Die Zukunft des Kinos – und der Berlinale
Dass Isabel Coixets spanischer Wettbewerbsfilm Elisa y Marcela von Netflix produziert wurde, führte bereits vorab zu Protesten seitens der Kinobetreiber. Darf ein Film, der nicht primär für eine Kinoauswertung gedacht ist, im Wettbewerb eines großen Festivals laufen? Außer Frage steht, dass die Streamingdienste nicht nur die Zukunft des Kinos mitbestimmen werden.
Seit Dieter Kosslick 2001 die Leitung der Berlinale übernahm, hat sich die Filmbranche grundlegend verändert – und damit auch die Bedeutung des Filmfestivals. Die audiovisuelle Welt sei „in einem großen, großen Umbruch“, so Kosslick.
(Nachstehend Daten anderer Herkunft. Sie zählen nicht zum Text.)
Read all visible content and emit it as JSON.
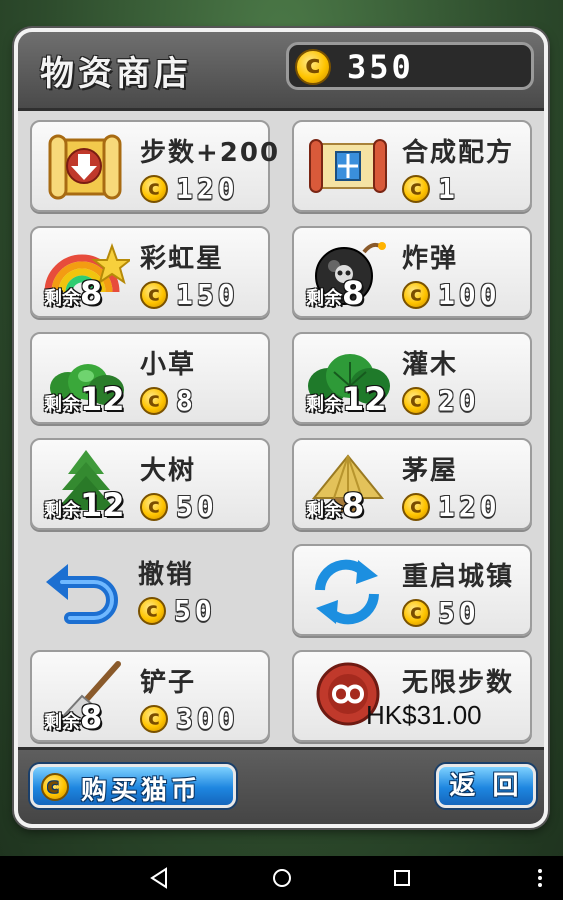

In den 18 Jahren seiner Ära hatte er vieles bewegt: das deutsche Kino gefördert, sich um Filmtalente gekümmert, die Berlinale zum größten Publikumsfestival der Welt ausgebaut. Im Mai 2019 treten Carlo Chatrian und Mariette Rissenbeek seine Nachfolge an. Die Neuausrichtung der Berlinale – auch angesichts einer sich stetig verändernden Medienwelt – wird wohl die größte Herausforderung sein, der sie sich stellen müssen.